Once a service is discovered you can set them to either be monitored or disabled. It’s this list of hosts, and the enabled services that give you the metrics that you’ll end up monitoring.
For example here’s a list of services for my router:
For the services that are tracked with a number you can get plots like the CPU usage for my laptop:
There’s a ton of configurability to allow you to organize the dashboards, and set up more sophisticated notifications, but I’m going to focus on how I set up monitoring for the devices in my home that can’t run a Check_MK agent.
This was a blast from the past. SNMP protocol for monitoring a device on a network https://en.wikipedia.org/wiki/Simple_Network_Management_Protocol. I can’t remember what I tried to do with SNMP in the past, but I remember it frustrating me as someone who hadn’t really dealt with networking before. This time around it was a very different result.

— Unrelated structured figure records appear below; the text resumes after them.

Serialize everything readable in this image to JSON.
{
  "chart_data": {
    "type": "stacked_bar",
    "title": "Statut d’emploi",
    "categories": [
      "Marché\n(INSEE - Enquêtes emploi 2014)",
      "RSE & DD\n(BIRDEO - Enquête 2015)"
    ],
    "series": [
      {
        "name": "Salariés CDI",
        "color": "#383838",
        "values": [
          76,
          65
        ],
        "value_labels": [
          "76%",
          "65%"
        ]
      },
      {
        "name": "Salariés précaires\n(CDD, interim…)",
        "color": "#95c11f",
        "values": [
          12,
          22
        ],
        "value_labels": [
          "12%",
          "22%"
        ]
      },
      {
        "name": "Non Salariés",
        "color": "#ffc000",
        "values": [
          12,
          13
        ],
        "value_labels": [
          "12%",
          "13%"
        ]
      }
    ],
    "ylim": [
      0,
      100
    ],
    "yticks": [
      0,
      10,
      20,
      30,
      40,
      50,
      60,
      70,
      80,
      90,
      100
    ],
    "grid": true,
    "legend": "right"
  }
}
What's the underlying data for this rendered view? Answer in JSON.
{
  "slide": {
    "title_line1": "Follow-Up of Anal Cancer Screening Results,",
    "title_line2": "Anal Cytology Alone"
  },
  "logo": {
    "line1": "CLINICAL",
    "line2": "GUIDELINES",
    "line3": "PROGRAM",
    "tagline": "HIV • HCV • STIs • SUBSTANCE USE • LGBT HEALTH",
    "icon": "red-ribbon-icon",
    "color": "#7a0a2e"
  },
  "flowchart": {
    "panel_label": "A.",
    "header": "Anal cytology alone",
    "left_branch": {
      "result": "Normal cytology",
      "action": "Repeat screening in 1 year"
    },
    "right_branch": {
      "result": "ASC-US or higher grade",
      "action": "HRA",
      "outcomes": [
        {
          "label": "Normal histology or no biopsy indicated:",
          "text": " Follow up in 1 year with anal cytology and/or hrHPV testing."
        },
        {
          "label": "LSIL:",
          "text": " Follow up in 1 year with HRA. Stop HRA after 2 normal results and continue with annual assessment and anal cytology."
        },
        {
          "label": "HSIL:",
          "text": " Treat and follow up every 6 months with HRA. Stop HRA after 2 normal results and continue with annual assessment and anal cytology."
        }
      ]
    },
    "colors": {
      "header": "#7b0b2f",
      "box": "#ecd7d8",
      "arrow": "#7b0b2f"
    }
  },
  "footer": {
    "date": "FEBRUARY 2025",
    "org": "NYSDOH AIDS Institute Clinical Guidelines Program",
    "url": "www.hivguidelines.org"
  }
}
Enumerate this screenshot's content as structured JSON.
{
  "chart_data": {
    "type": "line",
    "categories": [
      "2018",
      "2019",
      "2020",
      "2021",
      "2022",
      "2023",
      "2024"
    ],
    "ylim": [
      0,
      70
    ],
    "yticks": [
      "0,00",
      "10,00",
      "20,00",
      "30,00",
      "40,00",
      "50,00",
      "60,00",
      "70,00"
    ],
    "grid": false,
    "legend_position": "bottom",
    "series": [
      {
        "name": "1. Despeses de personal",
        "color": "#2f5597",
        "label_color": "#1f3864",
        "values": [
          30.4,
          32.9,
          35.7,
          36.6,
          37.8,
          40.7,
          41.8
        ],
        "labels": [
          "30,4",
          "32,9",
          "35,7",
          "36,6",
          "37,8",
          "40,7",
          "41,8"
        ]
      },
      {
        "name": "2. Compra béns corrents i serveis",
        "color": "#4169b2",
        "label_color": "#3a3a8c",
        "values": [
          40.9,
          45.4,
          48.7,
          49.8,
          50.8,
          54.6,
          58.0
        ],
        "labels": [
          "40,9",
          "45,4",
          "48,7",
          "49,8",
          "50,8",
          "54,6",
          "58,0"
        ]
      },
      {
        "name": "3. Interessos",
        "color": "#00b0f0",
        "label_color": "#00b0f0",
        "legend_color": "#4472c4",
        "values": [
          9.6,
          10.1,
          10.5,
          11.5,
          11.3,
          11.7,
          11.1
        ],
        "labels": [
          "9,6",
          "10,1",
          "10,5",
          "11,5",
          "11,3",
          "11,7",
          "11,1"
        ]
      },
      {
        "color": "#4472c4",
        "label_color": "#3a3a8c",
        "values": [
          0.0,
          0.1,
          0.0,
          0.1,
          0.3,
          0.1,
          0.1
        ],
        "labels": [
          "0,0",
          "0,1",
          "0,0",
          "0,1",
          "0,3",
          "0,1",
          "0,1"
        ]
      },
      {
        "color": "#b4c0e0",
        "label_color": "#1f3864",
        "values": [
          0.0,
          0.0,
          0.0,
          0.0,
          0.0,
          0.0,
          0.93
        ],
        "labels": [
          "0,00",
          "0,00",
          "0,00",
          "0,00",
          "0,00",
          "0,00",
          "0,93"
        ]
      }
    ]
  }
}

To add a SNMP device, you need to change the settings in the host to include the SNMP credentials and disable the normal agent. Once I figured that out it just auto-magically worked for all the SNMP devices on my network. I was able to get rich diagnostics from my routers and from my printer of all things. I guess this is the power of “enterprise” software.
I could now see the memory usage and remaining ink percentage from my printer.
I also get to feel vindicated for the effort I went through setting up my DD-WRT firmware on my routers since this is an included feature. Of course our one closed source router is basically unmonitorable.
I would consider adding a SNMP functionality to future projects after seeing it in action like this.
Monitoring Cloud Devices
After SNMP I figured the slick cloud enabled devices in the house would be a snap as well. That as where I was totally wrong. The main devices I wanted to monitor were:
- Nest Thermostats
- Roomba Vacuum
- Reolink Security Camera
None of these have official LAN accessible API’s. Each one requires some sort of reverse engineering effort.
I thought I’d be able to get something quick and dirty up and running, but apparently the slicker the IoT device the worse it is to have any level of control over that doesn’t go through an app. I’ll do some follow ups on trying to get direct access to these devices.
My plan is to create an
Active Check plugin that lets the server query the data I want from the device to monitor.
See these follow up articles!
- Roomba Python API with checkmk
- Reolink Python API with checkmk
- Creating a Library for Google Nest API Monitoring
After playing around a bit, I’m pretty happy using this as a tool in my belt for managing the computers in my house. I was able to detect that one of my servers was burning a ton of CPU on a defunct project, and also learned my main router periodically has a ton of errors on the ethernet connection that get distributed through the house. I could spend some time making some informative dashboards, but honestly it pretty much achieved my goal without much tweaking.
The one thing that was less then ideal is that monitoring doesn’t really handle computers going to sleep very well. Initially it would continuously wake up my PC over ethernet until I disabled that in the ethernet properties. With the computer asleep it shows up as a big red spot in the metrics and adds a lot of noise to the monitoring. You can filter it out OK, but the tool is not made to handle this use case well. You can mark a host for scheduled down time, but I think I’ll just live with my network looking unhealthy and ignoring the periodic errors on my PC’s.